A TUTTO GAS (Tatsunoko, 1984). Serie trasmessa su Italia 7 all’inizio degli anni novanta che ho adorato visceralmente, anche perché zeppa di nozioni tecniche sui motori (per quanto tragicamente sgarrate e semplificate nella traduzione in italiano, ovviamente pensata per un pubblico di lattanti) e incentrata su vetture sportive giapponesi (a parte una eroica Mini in una delle prime puntate) anni ’70 ed ’80 che non conoscevo minimamente perché non importate in Italia. Purtroppo anche in questo caso la traduzione italiana ha fatto una strage con le traduzioni, forse per motivi di copyright: passai anni a capire che macchina fosse la fantomatica “Jota 8” per poi realizzare si trattava della Toyota Sports 800. Altri modelli invece sono correttamente citati (es. RX7, Celica, CRX….) ma sempre senza citare la casa produttrice. Al netto di queste pirlate e dei nomi dei protagonisti orrendamente italianizzati (come da sigla del beneamato Jampi Daldello “Per Marco il motore, segreti non ha, di tutti è il migliore e vincere sa…”), una serie godibile e dai disegni, per il tempo, piuttosto curati. Imperdibile per chiunque sia patito dei modelli giapponesi di quegli anni, e sono tanti.

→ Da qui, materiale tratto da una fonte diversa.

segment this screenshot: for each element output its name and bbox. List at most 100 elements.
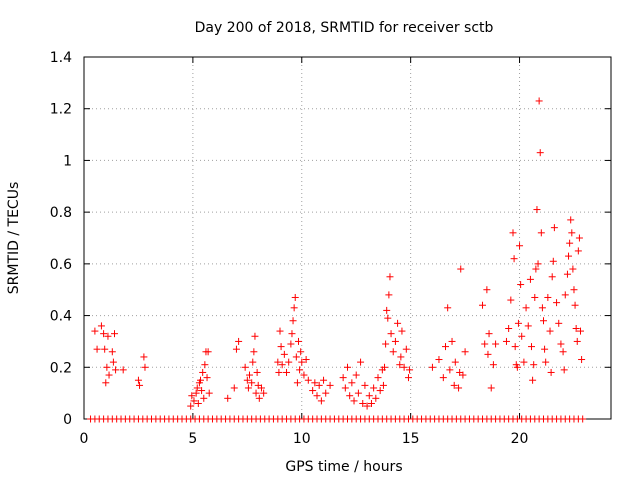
- data-point: [342, 384, 349, 391]
- data-point: [320, 377, 327, 384]
- data-point: [281, 351, 288, 358]
- data-point: [567, 216, 574, 223]
- data-point: [517, 281, 524, 288]
- data-point: [112, 366, 119, 373]
- data-point: [294, 379, 301, 386]
- x-tick-label: 10: [293, 431, 311, 447]
- data-point: [98, 322, 105, 329]
- data-point: [574, 338, 581, 345]
- data-point: [479, 302, 486, 309]
- data-point: [233, 346, 240, 353]
- data-point: [566, 240, 573, 247]
- data-point: [283, 369, 290, 376]
- data-point: [529, 377, 536, 384]
- data-point: [390, 348, 397, 355]
- data-point: [547, 328, 554, 335]
- data-point: [318, 397, 325, 404]
- data-point: [250, 348, 257, 355]
- data-point: [484, 351, 491, 358]
- data-point: [435, 356, 442, 363]
- data-point: [91, 328, 98, 335]
- data-point: [549, 273, 556, 280]
- data-point: [291, 304, 298, 311]
- data-point: [551, 224, 558, 231]
- data-point: [539, 304, 546, 311]
- data-point: [253, 390, 260, 397]
- data-point: [275, 369, 282, 376]
- data-point: [372, 395, 379, 402]
- data-point: [531, 294, 538, 301]
- data-point: [224, 395, 231, 402]
- data-point: [290, 317, 297, 324]
- data-point: [538, 229, 545, 236]
- data-point: [322, 390, 329, 397]
- data-point: [483, 286, 490, 293]
- data-point: [462, 348, 469, 355]
- data-point: [510, 229, 517, 236]
- data-point: [287, 341, 294, 348]
- data-point: [206, 390, 213, 397]
- y-axis-label: SRMTID / TECUs: [6, 182, 22, 295]
- data-point: [285, 359, 292, 366]
- data-point: [385, 291, 392, 298]
- data-point: [382, 341, 389, 348]
- data-point: [200, 395, 207, 402]
- data-point: [442, 343, 449, 350]
- data-point: [525, 322, 532, 329]
- y-tick-label: 0.4: [50, 309, 72, 325]
- data-point: [296, 366, 303, 373]
- data-point: [199, 369, 206, 376]
- data-point: [340, 374, 347, 381]
- data-point: [245, 384, 252, 391]
- data-point: [141, 364, 148, 371]
- data-point: [520, 359, 527, 366]
- data-point: [111, 330, 118, 337]
- data-point: [575, 247, 582, 254]
- data-point: [507, 297, 514, 304]
- y-tick-label: 1.4: [50, 50, 72, 66]
- data-point: [106, 372, 113, 379]
- data-point: [533, 206, 540, 213]
- data-point: [295, 338, 302, 345]
- data-point: [384, 315, 391, 322]
- data-point: [578, 356, 585, 363]
- data-point: [457, 266, 464, 273]
- x-tick-label: 0: [80, 431, 89, 447]
- data-point: [542, 359, 549, 366]
- data-point: [377, 387, 384, 394]
- data-point: [555, 320, 562, 327]
- data-point: [256, 395, 263, 402]
- data-point: [550, 258, 557, 265]
- data-point: [541, 346, 548, 353]
- data-point: [242, 364, 249, 371]
- data-point: [251, 333, 258, 340]
- data-point: [429, 364, 436, 371]
- data-point: [553, 299, 560, 306]
- data-point: [536, 97, 543, 104]
- data-point: [540, 317, 547, 324]
- data-point: [187, 403, 194, 410]
- data-point: [231, 384, 238, 391]
- y-tick-label: 0.2: [50, 360, 72, 376]
- data-point: [140, 353, 147, 360]
- data-point: [327, 382, 334, 389]
- data-point: [204, 374, 211, 381]
- y-tick-label: 0.6: [50, 257, 72, 273]
- data-point: [528, 343, 535, 350]
- data-point: [561, 366, 568, 373]
- data-point: [544, 294, 551, 301]
- data-point: [309, 387, 316, 394]
- data-point: [403, 346, 410, 353]
- data-point: [357, 359, 364, 366]
- data-point: [512, 343, 519, 350]
- data-point: [452, 359, 459, 366]
- data-point: [503, 338, 510, 345]
- data-point: [254, 369, 261, 376]
- data-point: [440, 374, 447, 381]
- data-point: [560, 348, 567, 355]
- data-point: [361, 382, 368, 389]
- data-point: [388, 330, 395, 337]
- data-point: [523, 304, 530, 311]
- data-point: [565, 253, 572, 260]
- data-points: [87, 97, 586, 422]
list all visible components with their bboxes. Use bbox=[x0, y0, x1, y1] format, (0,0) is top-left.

MOTORI IN PISTA (Studio Deen, 1988). Tratto dal manga “F” di Noboru Rokuda (quello di Gigi la Trottola), un cartoon motoristico decisamente atipico, le cui atmosfere umoristiche e goliardiche dei primi episodi si stemperano in un’atmosfera sempre più plumbea per via di avvenimenti fra il serio ed il tragico. Nel complesso, la serie è un vero capolavoro, sia come disegni ed animazioni (notevole la fedeltà di riproduzione delle automobili, fra cui la stupenda Alpina BMW di uno dei protagonisti) purtroppo rovinato quasi completamente da un adattamento scellerato, che non contento di cambiare i nomi dei personaggi, ha operato censure indiscriminate rendendo le trame degli episodi spesso inconcludenti quando non completamente incomprensibili, riuscendo a martoriare anche lo struggente e bellissimo finale (fecero una cosa del genere nell’ultima puntata di Rocky Joe: perché credere che i ragazzini non siano capaci di comprendere la morte? Perché? Perché?). Grazie ad Allah è stata recentemente messa in circolazione la versione integrale, completamente ridoppiata e senza tagli. Recuperatela se potete.
Antonio Cabras | Milano, 3 marzo 2020.